As of May 2021, the Atkinson family is still seeking justice. The family’s lawyer claims that the officer pulled the trigger of the taser for 33 seconds, exceeding protocol by five seconds, and then hit him on the head.


Babacar Gueye

On the night of 2 to 3 December 2015, 27-year-old Senegalese Babacar Gueye was killed by a police officer in Rennes (France). Gueye reportedly suffered from hallucinations. His friends said that he became delirious and stabbed himself, so they called the police.

Police officers said Gueye was aggressive and threatened them with a knife. They used a stun gun and batons against him, but it did not work. After that, Gueye left the apartment. The police officers shot him 5 times and later said they had to do it as he threatened them. One of the shots was fatal. According to witnesses, Gueye did not threaten the police. The Gueye family lawyer said the police continued to shoot at him after he was unarmed. Gueye died on December 3 at 4:00 am. Before that, the police managed to handcuff him. After his death, the police charged him with attempt of murder.

The court ruled that the police officers were acting in self-defense and did not open a case. In 2017, the Gueye family filed a lawsuit, after which an investigation was opened. The family of Gueye never believed that he had threatened the police. In September 2020, the facts were reconstructed. On February 12, 2021, the prosecutor’s office sent a request to the court, which must decide whether to bring charges against the police or not.


Alexander Gonzales

On January 5, 2021, Alexander Gonzales, a 27-year-old Hispanic man, was returning home. At this time, an employee of the Austin, Texas police department stopped Gonzales’ car, as it seemed to him that the man had deliberately cut a police car and threatened the officer with a pistol.
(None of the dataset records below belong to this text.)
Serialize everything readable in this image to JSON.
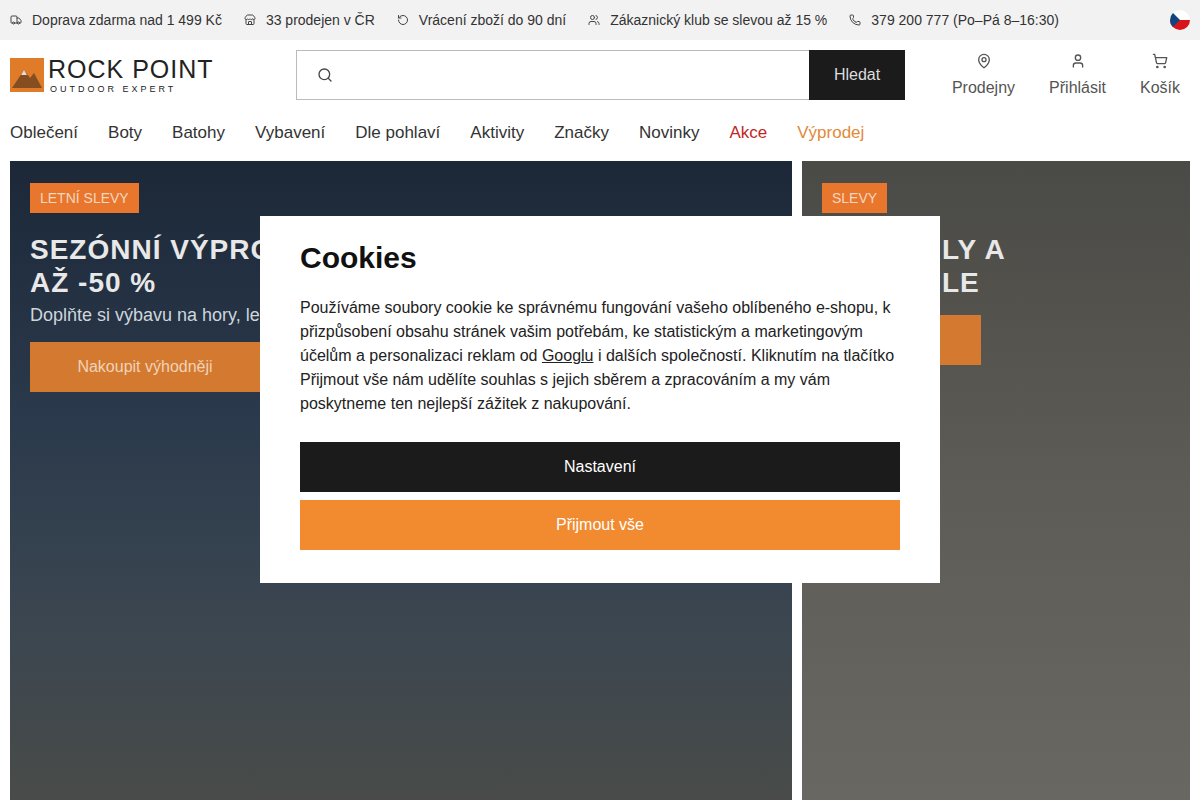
{
  "topbar": {
    "items": [
      {
        "text": "Doprava zdarma nad 1 499 Kč",
        "icon": "truck"
      },
      {
        "text": "33 prodejen v ČR",
        "icon": "store"
      },
      {
        "text": "Vrácení zboží do 90 dní",
        "icon": "return"
      },
      {
        "text": "Zákaznický klub se slevou až 15 %",
        "icon": "club"
      },
      {
        "text": "379 200 777 (Po–Pá 8–16:30)",
        "icon": "phone"
      }
    ]
  },
  "logo": {
    "name": "ROCK POINT",
    "tagline": "OUTDOOR EXPERT"
  },
  "search": {
    "placeholder": "",
    "button": "Hledat"
  },
  "header_links": [
    {
      "label": "Prodejny",
      "icon": "pin"
    },
    {
      "label": "Přihlásit",
      "icon": "user"
    },
    {
      "label": "Košík",
      "icon": "cart"
    }
  ],
  "nav": [
    {
      "label": "Oblečení",
      "color": "#333333"
    },
    {
      "label": "Boty",
      "color": "#333333"
    },
    {
      "label": "Batohy",
      "color": "#333333"
    },
    {
      "label": "Vybavení",
      "color": "#333333"
    },
    {
      "label": "Dle pohlaví",
      "color": "#333333"
    },
    {
      "label": "Aktivity",
      "color": "#333333"
    },
    {
      "label": "Značky",
      "color": "#333333"
    },
    {
      "label": "Novinky",
      "color": "#333333"
    },
    {
      "label": "Akce",
      "color": "#c0271f"
    },
    {
      "label": "Výprodej",
      "color": "#e08a3a"
    }
  ],
  "banners": {
    "main": {
      "badge": "LETNÍ SLEVY",
      "title": [
        "SEZÓNNÍ VÝPRO",
        "AŽ -50 %"
      ],
      "subtitle": "Doplňte si výbavu na hory, le",
      "button": "Nakoupit výhodněji"
    },
    "side": {
      "badge": "SLEVY",
      "title": [
        "LY A",
        "LE"
      ]
    }
  },
  "cookie_dialog": {
    "title": "Cookies",
    "text_before": "Používáme soubory cookie ke správnému fungování vašeho oblíbeného e-shopu, k přizpůsobení obsahu stránek vašim potřebám, ke statistickým a marketingovým účelům a personalizaci reklam od ",
    "link": "Googlu",
    "text_after": " i dalších společností. Kliknutím na tlačítko Přijmout vše nám udělíte souhlas s jejich sběrem a zpracováním a my vám poskytneme ten nejlepší zážitek z nakupování.",
    "buttons": [
      {
        "label": "Nastavení",
        "kind": "dark"
      },
      {
        "label": "Přijmout vše",
        "kind": "primary"
      }
    ]
  }
}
A police officer called for reinforcements and fired a warning shot into the air, and after reinforcements arrived a few minutes later, Gonzales – probably disoriented from the shot – did not listen to their commands and instead walked to the rear passenger door of his car. The police officer on duty opened fire on him, firing several bullets at Gonzales, killing him on the spot. As it turned out later, the man’s two-month-old baby was in the back passenger seat. Gonzales wanted to see if the officer had hit the baby.

The police admitted that Gonzalez was not in possession of a weapon. They claim to have found in the man’s car “what they think is his pistol.” In April 2021, the Gonzales family hired a lawyer and plans to seek justice in court.